An international media watchdog’s choice of Taipei for its first Asia office confirms its ranking of Taiwan as the freest place in the region for journalists despite competition from neighboring countries with long-standing democracies, the group and the island government say.
The French-based media freedom advocacy group Reporters Without Borders (RSF) will open a formal office in Taipei within the next few months -- after rejecting a site in Chinese-controlled Hong Kong -- to monitor East Asia and build connections in local languages with local reporters, said regional director Cedric Alviani.
“On the press freedom index published by RSF every year, Taiwan is the best country in Asia,” he said. “Opening an office in Taiwan is also a way to recognize all the efforts, all the improvements that have been made in the past decades in Taiwan, which is contrasting a lot with the global situation, which is rather decaying.”
Press freedom arrived with democracy
Taiwan’s authoritarian government restricted media content before democratization in the 1980s. Content in the local Taiwanese dialect was banned and the government jailed the translator of Popeye for eight years because it saw the cartoon as a slight against strongman Chiang Kai-shek.
The island of 23 million people, with four mainstream daily newspapers and more than a half dozen cable TV networks, now exercises little control over the content put out by licensed media organizations.

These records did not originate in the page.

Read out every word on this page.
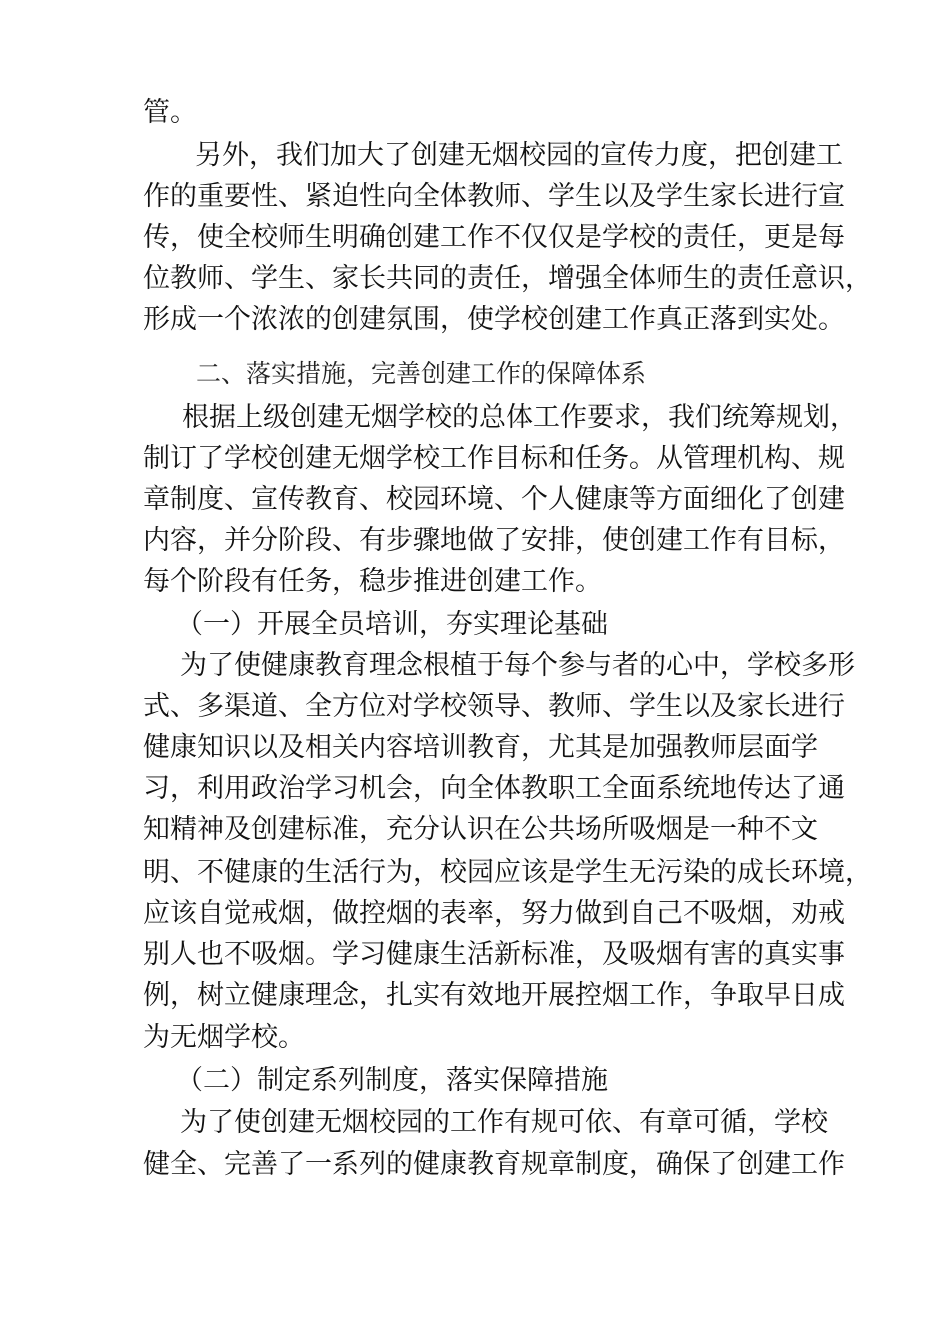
管。
另外，我们加大了创建无烟校园的宣传力度，把创建工
作的重要性、紧迫性向全体教师、学生以及学生家长进行宣
传，使全校师生明确创建工作不仅仅是学校的责任，更是每
位教师、学生、家长共同的责任，增强全体师生的责任意识，
形成一个浓浓的创建氛围，使学校创建工作真正落到实处。
二、落实措施，完善创建工作的保障体系
根据上级创建无烟学校的总体工作要求，我们统筹规划，
制订了学校创建无烟学校工作目标和任务。从管理机构、规
章制度、宣传教育、校园环境、个人健康等方面细化了创建
内容，并分阶段、有步骤地做了安排，使创建工作有目标，
每个阶段有任务，稳步推进创建工作。
（一）开展全员培训，夯实理论基础
为了使健康教育理念根植于每个参与者的心中，学校多形
式、多渠道、全方位对学校领导、教师、学生以及家长进行
健康知识以及相关内容培训教育，尤其是加强教师层面学
习，利用政治学习机会，向全体教职工全面系统地传达了通
知精神及创建标准，充分认识在公共场所吸烟是一种不文
明、不健康的生活行为，校园应该是学生无污染的成长环境，
应该自觉戒烟，做控烟的表率，努力做到自己不吸烟，劝戒
别人也不吸烟。学习健康生活新标准，及吸烟有害的真实事
例，树立健康理念，扎实有效地开展控烟工作，争取早日成
为无烟学校。
（二）制定系列制度，落实保障措施
为了使创建无烟校园的工作有规可依、有章可循，学校
健全、完善了一系列的健康教育规章制度，确保了创建工作
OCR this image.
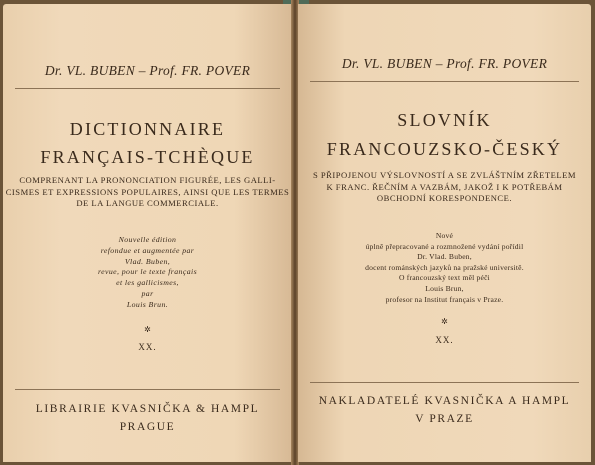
Dr. VL. BUBEN – Prof. FR. POVER
DICTIONNAIRE
FRANÇAIS-TCHÈQUE
COMPRENANT LA PRONONCIATION FIGURÉE, LES GALLI-
CISMES ET EXPRESSIONS POPULAIRES, AINSI QUE LES TERMES
DE LA LANGUE COMMERCIALE.
Nouvelle édition
refondue et augmentée par
Vlad. Buben,
revue, pour le texte français
et les gallicismes,
par
Louis Brun.
✲
XX.
LIBRAIRIE KVASNIČKA & HAMPL
PRAGUE
Dr. VL. BUBEN – Prof. FR. POVER
SLOVNÍK
FRANCOUZSKO-ČESKÝ
S PŘIPOJENOU VÝSLOVNOSTÍ A SE ZVLÁŠTNÍM ZŘETELEM
K FRANC. ŘEČNÍM A VAZBÁM, JAKOŽ I K POTŘEBÁM
OBCHODNÍ KORESPONDENCE.
Nové
úplně přepracované a rozmnožené vydání pořídil
Dr. Vlad. Buben,
docent románských jazyků na pražské universitě.
O francouzský text měl péči
Louis Brun,
profesor na Institut français v Praze.
✲
XX.
NAKLADATELÉ KVASNIČKA A HAMPL
V PRAZE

“For such an authoritative group to set up in Taipei, I think one aspect is (RSF’s) recognition for Taiwan’s democracy and Taiwan’s degree of media freedom,” said George Hou, a mass communications lecturer at I-Shou University in Taiwan.
“In addition, on the future path toward democratization, this will of course continue to push us," he said. "Even though we’ve been recognized, there’s no turning back on this path.”
Taiwan welcomes group
Taiwan’s government welcomed the watchdog’s plans as it wants other countries to notice local media freedoms and differentiate the island from political rival China. China has claimed sovereignty over self-ruled Taiwan since the 1940s and uses its economic clout to block the island’s membership in the United Nations and other bodies requiring statehood.
“We very much welcome (RSF’s) decision to set up an Asian headquarters,” Taiwan cabinet spokesman Hsu Kuo-yung said. He calls the promotion of free media part of Taiwan’s “smart power” campaign for stronger recognition overseas in the absence of a U.N. seat.
“For Taiwan’s movement toward democracy and focus on this universal value, it’s especially meaningful to get approval from this organization,” Hsu said.
Group: Taiwan top in Asia
Taiwan ranked No. 51 on the watchdog’s list of 180 spots around the world last year, with Hong Kong in 69th place and mainland China at No. 176. China carefully screens out any media content that may offend the government and owns the country’s major media outlets.
Japanese media, despite operating in one of Asia’s oldest democracies, have faced an evasive government, a crackdown on certain websites and a "long-term censorship policy" following their reports on a nuclear power plant meltdown in 2011, according to fellow media watchdog Committee to Protect Journalists.
Questions about government pressure against media in Japan came up again in March 2016 when three television anchors were fired. They had criticized a restart of nuclear power in Japan and proposals to end the government’s pacifist military policies.
In South Korea, which is also a democracy, former president Park Geun-hye introduced stricter requirements for registering online newspapers and a provision to let third parties request the removal of defamatory Internet content, says the U.S.-based democracy advocacy group Freedom House.
“A lot of countries, they actually are free on paper, but the government authorities, the police put so much surveillance and pressure on media they cannot do their work freely,” Alviani said. “I would say in Taiwan the authorities really respect the rules as they have been set.”
Rejection of Hong Kong
Reporters Without Borders, a 32-year-old group with 12 offices and 130 correspondents, was working last year toward setting up its first Asia office in Hong Kong, a more common go-to place for international organizations seeing regional presence.
The NGO scrapped that plan because it feared the Chinese government might eventually shut it down or endanger the local staff, Alviani said. “In the long run it might be difficult to run our activities from Hong Kong,” he said.
Reporters Without Borders will monitor the media in Taiwan, Hong Kong, mainland China, Japan, both Koreas and Mongolia from the Taipei office.